商業施設があり便利な田無駅(画像:(C)Google)



 また駅から徒歩1分のところにはショッピングモール「田無アスタ」もあります。『あたしンち』でも、みかんと母の買い物エピソードなどで登場する、地元の人御用達の場所です。

 こちらの地下フロアは生鮮食品やお総菜を売るお店が豊富にあります。特に人気なのが「ザックザク肉の宝屋」。お肉や唐揚げなどを扱っており、アスタ専門店街で「お客様数ランキング」1位を獲得し続けているお店です。

 もし田無に引っ越す場合はお世話になることもあるはずなので、覚えておくといいでしょう。

地名の由来には諸説あり

 年代はわかっていないものの田無の発祥は、現在の田無駅より少し北側に位置する、谷戸(やと)町のあたりとされています。

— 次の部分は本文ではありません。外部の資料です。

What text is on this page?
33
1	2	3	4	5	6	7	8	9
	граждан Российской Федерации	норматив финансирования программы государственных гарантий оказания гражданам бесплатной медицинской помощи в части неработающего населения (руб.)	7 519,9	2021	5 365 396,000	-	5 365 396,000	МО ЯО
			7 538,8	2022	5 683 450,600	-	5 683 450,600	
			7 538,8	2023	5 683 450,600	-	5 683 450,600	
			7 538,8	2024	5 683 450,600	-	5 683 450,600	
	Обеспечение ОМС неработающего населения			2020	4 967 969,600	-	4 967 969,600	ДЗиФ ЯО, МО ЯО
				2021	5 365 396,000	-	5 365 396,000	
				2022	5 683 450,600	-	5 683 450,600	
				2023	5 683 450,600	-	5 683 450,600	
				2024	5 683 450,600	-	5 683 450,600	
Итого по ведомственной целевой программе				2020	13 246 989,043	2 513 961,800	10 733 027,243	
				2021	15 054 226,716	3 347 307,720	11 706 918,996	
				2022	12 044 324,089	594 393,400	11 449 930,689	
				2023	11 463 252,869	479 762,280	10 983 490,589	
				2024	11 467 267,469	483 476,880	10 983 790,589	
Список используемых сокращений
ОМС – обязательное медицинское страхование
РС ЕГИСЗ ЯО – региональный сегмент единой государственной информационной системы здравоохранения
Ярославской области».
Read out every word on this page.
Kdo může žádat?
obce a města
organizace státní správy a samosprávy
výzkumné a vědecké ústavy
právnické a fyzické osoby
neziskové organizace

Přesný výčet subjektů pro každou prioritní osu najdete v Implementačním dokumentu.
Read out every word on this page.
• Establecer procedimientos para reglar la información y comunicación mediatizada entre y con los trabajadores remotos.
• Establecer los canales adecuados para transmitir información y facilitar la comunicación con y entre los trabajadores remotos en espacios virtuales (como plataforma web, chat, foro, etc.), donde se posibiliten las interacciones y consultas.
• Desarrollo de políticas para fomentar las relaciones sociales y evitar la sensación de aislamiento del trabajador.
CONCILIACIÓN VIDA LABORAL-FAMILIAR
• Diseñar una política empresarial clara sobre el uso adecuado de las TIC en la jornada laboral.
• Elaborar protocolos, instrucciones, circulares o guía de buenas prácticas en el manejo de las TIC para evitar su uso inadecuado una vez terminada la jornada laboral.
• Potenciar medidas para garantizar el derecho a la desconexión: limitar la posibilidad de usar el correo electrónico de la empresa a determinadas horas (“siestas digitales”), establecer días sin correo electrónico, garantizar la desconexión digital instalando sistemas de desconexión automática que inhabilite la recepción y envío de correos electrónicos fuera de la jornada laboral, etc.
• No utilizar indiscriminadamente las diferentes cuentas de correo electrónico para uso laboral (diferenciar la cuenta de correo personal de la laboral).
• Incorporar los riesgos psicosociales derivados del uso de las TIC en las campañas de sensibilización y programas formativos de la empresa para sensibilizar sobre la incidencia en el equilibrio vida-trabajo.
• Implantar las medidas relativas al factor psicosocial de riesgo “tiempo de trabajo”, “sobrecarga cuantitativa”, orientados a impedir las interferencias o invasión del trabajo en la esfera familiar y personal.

 もともと谷戸という言葉は、丘陵地が侵食されてできた谷状の地形のこと。この地形だと、生活に欠かせない水が集まりやすいというメリットがあります。

 田無の名が確かな記録として登場するのは、小田原城に拠点をおいた後北条家の文献「小田原衆所領役帳」です。このことから室町時代の田無は、戦国大名の支配下にあったと考えられています。

 その後、明治になると田無は、品川県、入間県、神奈川県などの管轄下に置かれたのち、1893(明治26)年に東京府に編入。さらに1967(昭和42)年には「田無市」に、2001(平成13)年には保谷市(ほうやし)と合併し、西東京市の一部になりました。

 地名の由来については諸説あります。この地域一帯に田んぼがないから、という一般的な解釈です。ほかにも、古村一帯に水田を開く「田を成す」、かつてこの村が年貢の収奪が厳しく、種もみすら取られてしまったため「種なし」の村と呼ばれた、といった民間伝承もありますが、いずれも史実上の根拠は明らかではないようです。

『あたしンち』の世界観にぴったり

 ちなみにこの地に古くからある田無神社の本殿の正面には、湧き水から水をくんでいる様子を表した彫刻があります。谷戸から移り住んだ祖先たちへのねぎらいやいたわりが伝わってくるようです。

田無神社(画像:写真AC)



 さまざまな歴史をへて20万人都市となった西東京市。そのなかの田無。今では比較的安く部屋を借りられて、多くの人員を輸送する主要駅を擁し、駅周辺には便利な商業施設が建ち並ぶ、大変暮らしやすいまちとなっています。

 このような「渋谷・新宿ほど都会ではないけど賑わいがある街」というのが、『あたしンち』の世界観とも好相性だったのかもしれません。